Originally published Monday, January 31, 2005 at 12:00 AM
Television
Meet the controversial, charismatic Castro
In the early scenes of "Fidel Castro," the new PBS documentary about the Cuban leader, you see him as a young man — handsome, confident...
The Washington Post
In the early scenes of "Fidel Castro," the new PBS documentary about the Cuban leader, you see him as a young man — handsome, confident, tall enough to tower over everyone else in the room, already flashing the fabled charisma that would soon make him one of the 20th century's most fascinating and enduring political figures. You look at him and you notice that he has a cleft chin.
Who knew? That naked chin hasn't been seen in public since 1956, when Castro escaped into the rugged Sierra Maestra mountains of eastern Cuba with an exhausted band of 18 would-be revolutionaries and proceeded to conquer a nation. By the time he began giving interviews to American reporters and camera crews at his guerrilla headquarters, Castro had already grown his trademark bushy beard.
Produced, directed and written by filmmaker Adriana Bosch, "Fidel Castro" tells the story of the man who has ruled Cuba — and vexed 10 American presidents — for an astounding 46 years. The film, airing at 9 tonight on KCTS-TV, is part of the PBS "American Experience" series, and throughout keeps the relationship between Cuba and the United States near center stage.
"I first got the idea to do the film in 1994 [after the Soviet collapse], when everybody thought Castro's days were numbered," Bosch said. "But here we are, how many years later?"
For Bosch, "Fidel Castro" was more than an exercise in telescoping a story that spans a half-century into just two hours. It was an encounter with her own past: She was born in Cuba and emigrated with her parents in 1968 at the age of 13.
Castro took power when dictator Fulgencio Batista fled the country before dawn on New Year's Day 1959. In the late 1960s, revolutionary fervor was still young and strong.

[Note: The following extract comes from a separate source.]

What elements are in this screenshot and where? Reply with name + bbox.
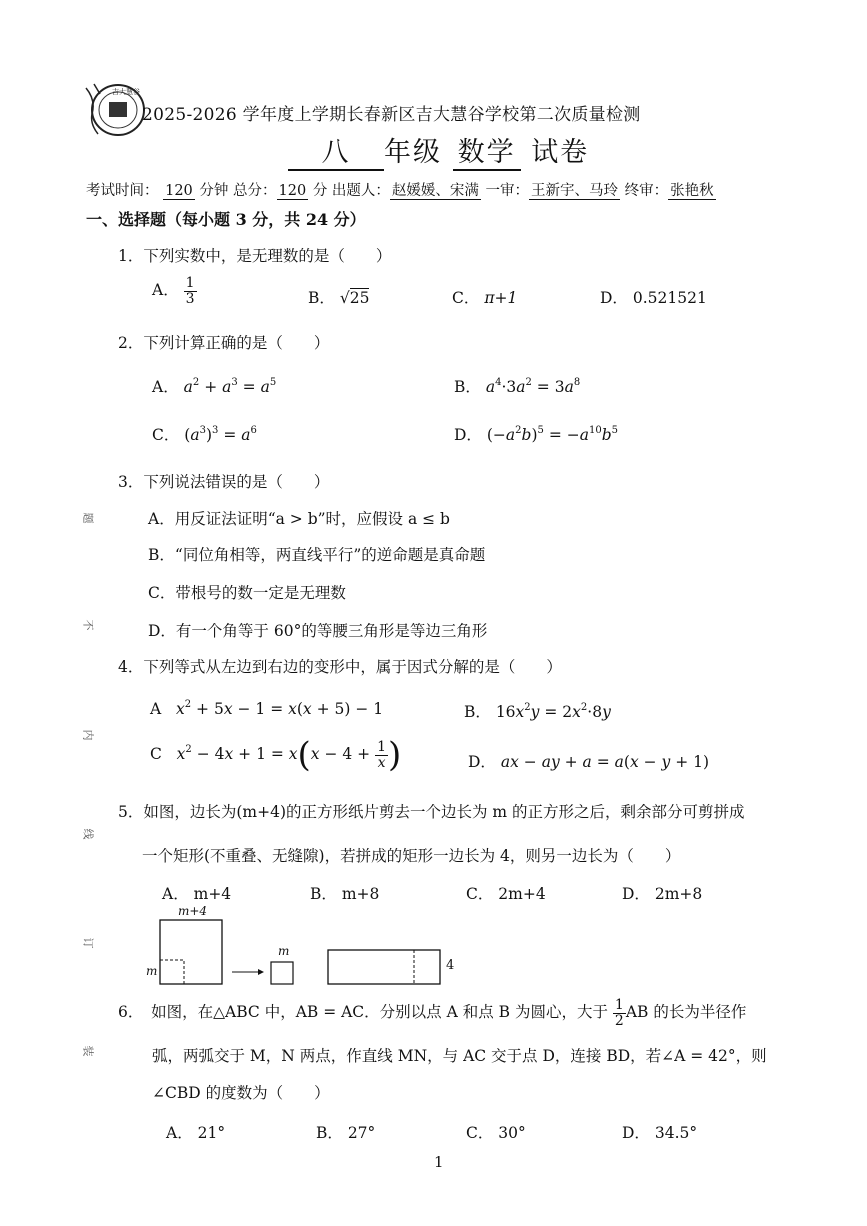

Bosch recalled a school assignment in which she was asked what she would do if imperialists invaded Cuba.
On TV
"American Experience: Fidel Castro" 9 p.m. today, KCTS-TV.
Castro's career has seen so much adventure, controversy and incident that it is impossible to squeeze it all into one film. Some episodes have to be mentioned only briefly, others skipped altogether. We learn very little about how the gangly son of a wealthy farmer — a young man whom classmates called "the hick" when he came to the big city, Havana, for his schooling — developed his radical politics. We also learn little of the military tactics he used to defeat Batista's well-equipped army.
But Bosch is clever about choosing what details to include. Her archival research unearthed fascinating early photographs of Castro's family — his father, a Spaniard who came to Cuba to fight in the Spanish-American War; his younger brother, Raul, who later fought with Fidel in the mountains and now is his second-in-command and successor; and especially his mother, semiliterate but formidable. A look into her eyes gives a hint of where Castro's great strength and determination come from.
Bosch's film later notes that when Castro began the process of agrarian reform, confiscating the holdings of large landowners for use by the peasants, the first property he seized was his own family's farm. Castro's mother, the film notes, never forgave her son.
"Fidel Castro" devotes considerable time to the events that define the relationship between Cuba and its giant neighbor to the north — the 1961 Bay of Pigs invasion, which helped consolidate Castro's power; the following year's Cuban missile crisis, which left Castro bitterly disappointed in his Soviet allies; and the 1980 Mariel boatlift, which brought many thousands of Cuban refugees to the United States and changed the face of South Florida.
Bosch does not give similar attention to the most recent crisis — the 1999 pull-and-tug over Elian Gonzalez, the telegenic young boy rescued from the sea and eventually returned to his father in Cuba.
"Fidel Castro" acknowledges both Castro's charisma and his cruelty — the most gruesome scenes are the execution by firing squad of two Batista loyalists shortly after the revolution. Castro's prisons also are shown in all their squalor, and the film tells of one political prisoner who was locked in his cell to die of thirst on Castro's direct order.
But the film is never heavy-handed, and that in itself is an achievement: Despite many attempts through many channels, Bosch never received permission from the Cuban government to film in Cuba. That meant she had to rely heavily on Cuban exiles as her talking heads, and this could have given "Fidel Castro" a bitter taste. But the film is much more layered and complex than that. It is essentially a biography, and it is an indictment only insofar as Castro's own life indicts him.
"Fidel Castro" does not try to divine the nation's future once the 78-year-old Castro finally passes from the scene. It's enough to consider what he has meant for the island.
"Cuba as a nation was born in 1902," Bosch said. "That means that half of Cuban history has happened under Fidel Castro."